Любая теория в науке верна в определённых пределах. Однако достаточно часто возникает ошибочное мнение, что это обстоятельство можно не принимать  во внимание. Точнее, люди просто не задумываются над этим. Яркий пример – часто встречающееся утверждение: формулы термодинамики говорят о том, что абсолютно полная очистка  раствора от одного из компонентов принципиально невозможна, так как потребует бесконечно большой затраты энергии. Было бы смешно утверждать, что раствор можно очистить полностью, затратив некоторое большое, но определённое количество энергии. Дело в другом.
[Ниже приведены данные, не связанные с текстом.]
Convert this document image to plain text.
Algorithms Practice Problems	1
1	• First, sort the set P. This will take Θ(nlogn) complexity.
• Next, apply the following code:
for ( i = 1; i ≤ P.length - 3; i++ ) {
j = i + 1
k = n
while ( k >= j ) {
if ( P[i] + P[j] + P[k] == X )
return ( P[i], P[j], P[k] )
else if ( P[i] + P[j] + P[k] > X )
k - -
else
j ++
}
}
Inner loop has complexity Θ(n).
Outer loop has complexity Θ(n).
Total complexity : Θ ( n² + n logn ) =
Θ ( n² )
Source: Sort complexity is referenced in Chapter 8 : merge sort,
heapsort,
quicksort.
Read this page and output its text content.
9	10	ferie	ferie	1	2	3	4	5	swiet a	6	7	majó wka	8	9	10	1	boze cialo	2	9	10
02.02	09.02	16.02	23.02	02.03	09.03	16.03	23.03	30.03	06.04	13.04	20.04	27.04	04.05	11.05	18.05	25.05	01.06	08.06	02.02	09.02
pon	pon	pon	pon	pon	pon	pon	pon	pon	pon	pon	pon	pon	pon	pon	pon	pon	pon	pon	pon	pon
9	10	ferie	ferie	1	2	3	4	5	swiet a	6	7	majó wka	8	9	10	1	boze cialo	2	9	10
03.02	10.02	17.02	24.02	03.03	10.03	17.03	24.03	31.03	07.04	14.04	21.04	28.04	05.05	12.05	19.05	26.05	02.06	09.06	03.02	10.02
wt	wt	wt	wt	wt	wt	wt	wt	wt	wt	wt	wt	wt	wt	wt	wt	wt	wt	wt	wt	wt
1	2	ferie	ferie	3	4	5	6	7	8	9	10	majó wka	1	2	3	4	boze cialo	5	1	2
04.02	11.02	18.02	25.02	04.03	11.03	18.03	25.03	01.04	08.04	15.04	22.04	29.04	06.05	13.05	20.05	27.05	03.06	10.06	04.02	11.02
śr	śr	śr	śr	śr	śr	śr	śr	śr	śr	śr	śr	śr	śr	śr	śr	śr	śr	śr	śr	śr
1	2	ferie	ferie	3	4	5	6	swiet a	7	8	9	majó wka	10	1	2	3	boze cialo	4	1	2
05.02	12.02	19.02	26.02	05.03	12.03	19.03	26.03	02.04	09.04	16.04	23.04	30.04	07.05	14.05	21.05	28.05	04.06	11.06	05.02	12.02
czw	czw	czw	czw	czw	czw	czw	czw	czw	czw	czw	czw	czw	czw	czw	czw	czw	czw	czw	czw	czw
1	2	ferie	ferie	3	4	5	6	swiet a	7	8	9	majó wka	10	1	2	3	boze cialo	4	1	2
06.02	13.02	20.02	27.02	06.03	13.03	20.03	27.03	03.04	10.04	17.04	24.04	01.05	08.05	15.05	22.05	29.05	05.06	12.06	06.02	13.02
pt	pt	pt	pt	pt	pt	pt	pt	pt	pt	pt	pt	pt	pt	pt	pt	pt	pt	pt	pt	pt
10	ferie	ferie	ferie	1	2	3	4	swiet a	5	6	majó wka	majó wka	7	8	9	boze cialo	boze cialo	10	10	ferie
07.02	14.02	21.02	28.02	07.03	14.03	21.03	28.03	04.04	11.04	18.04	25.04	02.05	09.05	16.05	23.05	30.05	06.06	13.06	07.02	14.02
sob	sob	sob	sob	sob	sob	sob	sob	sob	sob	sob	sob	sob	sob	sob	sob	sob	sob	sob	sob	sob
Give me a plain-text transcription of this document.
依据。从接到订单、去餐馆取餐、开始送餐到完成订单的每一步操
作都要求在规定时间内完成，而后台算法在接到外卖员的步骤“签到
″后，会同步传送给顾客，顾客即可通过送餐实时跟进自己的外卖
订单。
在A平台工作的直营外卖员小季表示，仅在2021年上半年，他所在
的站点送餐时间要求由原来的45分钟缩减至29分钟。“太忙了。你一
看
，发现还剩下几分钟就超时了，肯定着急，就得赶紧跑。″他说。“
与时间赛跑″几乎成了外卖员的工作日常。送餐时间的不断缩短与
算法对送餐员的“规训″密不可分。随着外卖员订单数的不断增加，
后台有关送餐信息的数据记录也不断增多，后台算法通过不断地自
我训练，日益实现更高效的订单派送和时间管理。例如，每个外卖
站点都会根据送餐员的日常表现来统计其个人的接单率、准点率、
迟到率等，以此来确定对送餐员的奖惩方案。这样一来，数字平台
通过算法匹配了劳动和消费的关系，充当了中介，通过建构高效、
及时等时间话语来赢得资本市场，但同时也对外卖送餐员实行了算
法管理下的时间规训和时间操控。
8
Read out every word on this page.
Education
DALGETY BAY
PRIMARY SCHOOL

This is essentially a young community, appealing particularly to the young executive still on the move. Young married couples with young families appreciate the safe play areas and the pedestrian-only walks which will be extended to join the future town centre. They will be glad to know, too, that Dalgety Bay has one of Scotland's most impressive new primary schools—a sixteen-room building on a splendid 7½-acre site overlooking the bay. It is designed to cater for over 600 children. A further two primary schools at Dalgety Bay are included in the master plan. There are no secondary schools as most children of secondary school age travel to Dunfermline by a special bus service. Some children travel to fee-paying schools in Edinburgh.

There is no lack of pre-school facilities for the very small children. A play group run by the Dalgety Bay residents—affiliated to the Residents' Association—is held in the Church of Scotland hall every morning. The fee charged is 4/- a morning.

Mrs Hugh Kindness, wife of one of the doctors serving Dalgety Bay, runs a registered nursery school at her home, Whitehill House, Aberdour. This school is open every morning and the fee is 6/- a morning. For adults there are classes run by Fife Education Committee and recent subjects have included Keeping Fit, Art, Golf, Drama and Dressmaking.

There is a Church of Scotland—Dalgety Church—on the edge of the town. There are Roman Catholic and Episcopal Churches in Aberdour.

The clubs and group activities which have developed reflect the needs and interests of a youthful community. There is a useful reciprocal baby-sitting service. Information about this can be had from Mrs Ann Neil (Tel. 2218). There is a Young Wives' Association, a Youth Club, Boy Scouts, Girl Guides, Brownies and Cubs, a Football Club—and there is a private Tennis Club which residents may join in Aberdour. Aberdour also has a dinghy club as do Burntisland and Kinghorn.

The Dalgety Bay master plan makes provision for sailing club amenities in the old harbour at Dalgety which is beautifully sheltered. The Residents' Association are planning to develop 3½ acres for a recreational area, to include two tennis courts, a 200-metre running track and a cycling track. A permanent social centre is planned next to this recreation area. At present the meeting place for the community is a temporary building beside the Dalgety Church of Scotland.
Соответствующие формулы термодинамики перестают действовать при экстраполяции на нулевые концентрации. Термодинамика опирается на допущение, что молекул – очень много и что совокупность случайных событий – столкновений молекул может быть описана как изменение некоей непрерывной величины – концентрации или давления. Это допущение прекрасно работает, когда число молекул интересующего нас «сорта» составляет 1020 или даже 106. Но дальше необходимо в каждом конкретном случае оценивать погрешность, связанную с заменой дискретной величины непрерывной. И учитывать, что теперь мы имеем дело со случайным процессом, который ни для какого момента не имеет точно определённых показателей. Удивительно, но эти мои рассуждения оказались неожиданными даже для такого хорошего специалиста, автора книги о термодинамике, как мой друг Иосиф Лейтес.


Решение задачи.

Один раз в жизни я придумал учебную задачу по математике, которая понравилась мне самому. И до сих пор нравится. Приведу её: Существуют ли два положительных нецелых числа таких, что их сумма – целая и их произведение – тоже целое. Придумать-то придумал, но сходу решить не смог. И вот, в ближайшее воскресенье я в одиночку отправился в лес. Был сентябрь – мой любимый месяц. И удивительная прогулка,  когда красота осеннего леса не мешала напряжённо думать об алгебре, а алгебра – любоваться красотой.  Так я ходил около трёх часов. И внезапно в голове возникло всё решение, всё сразу. Вот была радость! Подобное чувство острой радости я испытывал в жизни очень редко – раз пять. И один такой приступ радости имел чисто математическую причину.
А решение такой же задачи для трёх нецелых не далось.